Марфа летела вслед за ним. Пока в комнату не влетела Мария с растрепанными волосами и решительным лицом.
– Извините… там гитару просят.
Максим взглянул на неё. Мария опустила глаза. Марфу накрыла тоска.
Она вдруг представила, как Мария опускается на колени перед Максимом, распускает волосы и слушает. А он смотрит прямо ей в глаза…
Сцена была такой реалистичной, что Марфа вздрогнула, когда Максим поднялся, сказав:
– Инъекция поспела.
Марии в комнате уже не было.
Хорошо, когда не стареют мальчики.
Их глаза съедает моль.
Засыпаны рыжими точками пальчики.
Алкоголь.
Хорошо, когда не стареют девочки.
Животы их обвисли до земли.
Их враги лишь мусорные баки
И мартовские коты. Стиляги.
Хорошо, что я не старею…
С утра Марфа начинала отсчёт: семь часов до его прихода… шесть… пять…
В предвкушении счастья, лихорадочно драила двери, протирала окна и своего доктора встречала уже в сияющей чистоте.

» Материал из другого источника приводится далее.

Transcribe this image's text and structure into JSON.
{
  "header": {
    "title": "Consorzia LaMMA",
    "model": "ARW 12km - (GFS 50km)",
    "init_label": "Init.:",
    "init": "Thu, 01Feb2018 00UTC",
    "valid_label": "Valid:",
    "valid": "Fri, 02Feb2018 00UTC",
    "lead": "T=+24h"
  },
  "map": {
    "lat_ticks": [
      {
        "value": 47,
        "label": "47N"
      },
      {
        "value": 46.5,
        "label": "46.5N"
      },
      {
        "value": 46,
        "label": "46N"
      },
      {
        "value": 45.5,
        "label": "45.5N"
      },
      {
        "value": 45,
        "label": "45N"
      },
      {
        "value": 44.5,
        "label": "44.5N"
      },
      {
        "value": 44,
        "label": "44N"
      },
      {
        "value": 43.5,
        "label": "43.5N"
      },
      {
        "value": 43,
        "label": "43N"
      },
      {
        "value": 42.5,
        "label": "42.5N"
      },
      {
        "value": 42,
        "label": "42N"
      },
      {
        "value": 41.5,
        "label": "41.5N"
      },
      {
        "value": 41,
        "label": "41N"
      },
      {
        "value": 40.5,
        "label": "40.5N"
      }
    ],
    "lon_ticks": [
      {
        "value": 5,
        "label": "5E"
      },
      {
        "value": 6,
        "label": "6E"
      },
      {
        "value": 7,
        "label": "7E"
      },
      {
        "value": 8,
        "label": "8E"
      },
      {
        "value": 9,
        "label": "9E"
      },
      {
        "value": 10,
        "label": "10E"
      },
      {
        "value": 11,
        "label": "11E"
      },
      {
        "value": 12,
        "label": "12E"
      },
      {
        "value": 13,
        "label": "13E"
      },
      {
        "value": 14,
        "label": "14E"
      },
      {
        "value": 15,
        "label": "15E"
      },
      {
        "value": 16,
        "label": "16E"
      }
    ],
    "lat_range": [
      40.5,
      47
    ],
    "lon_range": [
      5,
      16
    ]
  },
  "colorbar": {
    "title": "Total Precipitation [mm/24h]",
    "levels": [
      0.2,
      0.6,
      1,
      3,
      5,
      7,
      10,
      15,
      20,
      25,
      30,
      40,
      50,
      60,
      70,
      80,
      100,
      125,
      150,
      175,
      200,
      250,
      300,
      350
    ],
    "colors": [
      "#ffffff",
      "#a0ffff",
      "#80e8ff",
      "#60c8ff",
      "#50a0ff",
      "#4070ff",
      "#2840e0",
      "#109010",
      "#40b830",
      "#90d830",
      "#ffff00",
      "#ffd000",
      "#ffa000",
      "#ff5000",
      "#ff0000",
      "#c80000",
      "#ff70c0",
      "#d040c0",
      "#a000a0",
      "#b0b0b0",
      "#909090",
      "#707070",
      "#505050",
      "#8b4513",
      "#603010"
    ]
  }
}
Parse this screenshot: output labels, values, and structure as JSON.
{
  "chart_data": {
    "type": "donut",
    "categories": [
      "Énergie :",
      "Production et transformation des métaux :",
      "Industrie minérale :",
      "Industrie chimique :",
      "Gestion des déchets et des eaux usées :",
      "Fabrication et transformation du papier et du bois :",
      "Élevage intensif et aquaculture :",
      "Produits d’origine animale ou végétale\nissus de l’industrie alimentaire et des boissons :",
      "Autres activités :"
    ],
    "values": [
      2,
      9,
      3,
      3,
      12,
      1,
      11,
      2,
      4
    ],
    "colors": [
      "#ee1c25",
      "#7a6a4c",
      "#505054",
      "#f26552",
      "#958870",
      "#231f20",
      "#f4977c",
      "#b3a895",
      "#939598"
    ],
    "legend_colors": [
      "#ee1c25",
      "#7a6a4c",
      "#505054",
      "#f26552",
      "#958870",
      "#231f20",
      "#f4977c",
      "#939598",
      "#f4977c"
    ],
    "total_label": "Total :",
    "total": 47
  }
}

За час до его прихода за Марфу принимался досадный озноб. Теперь ей все время казалось, что она выглядит недостаточно хорошо. Она накаливала щипцы, закручивала волосы, без конца пудрилась, примеряла платья и рубашки и, в итоге, совершенно изможденная пляской перед зеркалом, выглядела перепудренной, неестественной, словно размалеванная, раздавшаяся в талии, гейша.
Хорошо, что компрессы уже закончились, и Марфе уже не приходилось обнажать спину, иначе ей приходилось бы туго.
Звонок в дверь всегда раздавался неожиданно. За несколько минут до него разряженная Марфа обычно впадала в ступор и сидела на кровати, внимательно рассматривая мишек и утят на обоях. Она чувствовала себя, как ученица десятого класса, которая видит бомбу под столом учителя и не может крикнуть: «бегите!», потому что рот у нее занят чем-то, по-видимому, тряпкой для мытья доски. Она слушает, как тикает бомба, и видит, как длинная стрелка настенных часов становится на одну чёрточку ближе к цифре двенадцать. Раздается звонок в дверь, бомба взрывается, а ученица просыпается в поту в своей постели.
… И каждый раз она вздрагивала своим большим телом. И, отдышавшись, как после кросса, на негнущихся ногах шла к двери.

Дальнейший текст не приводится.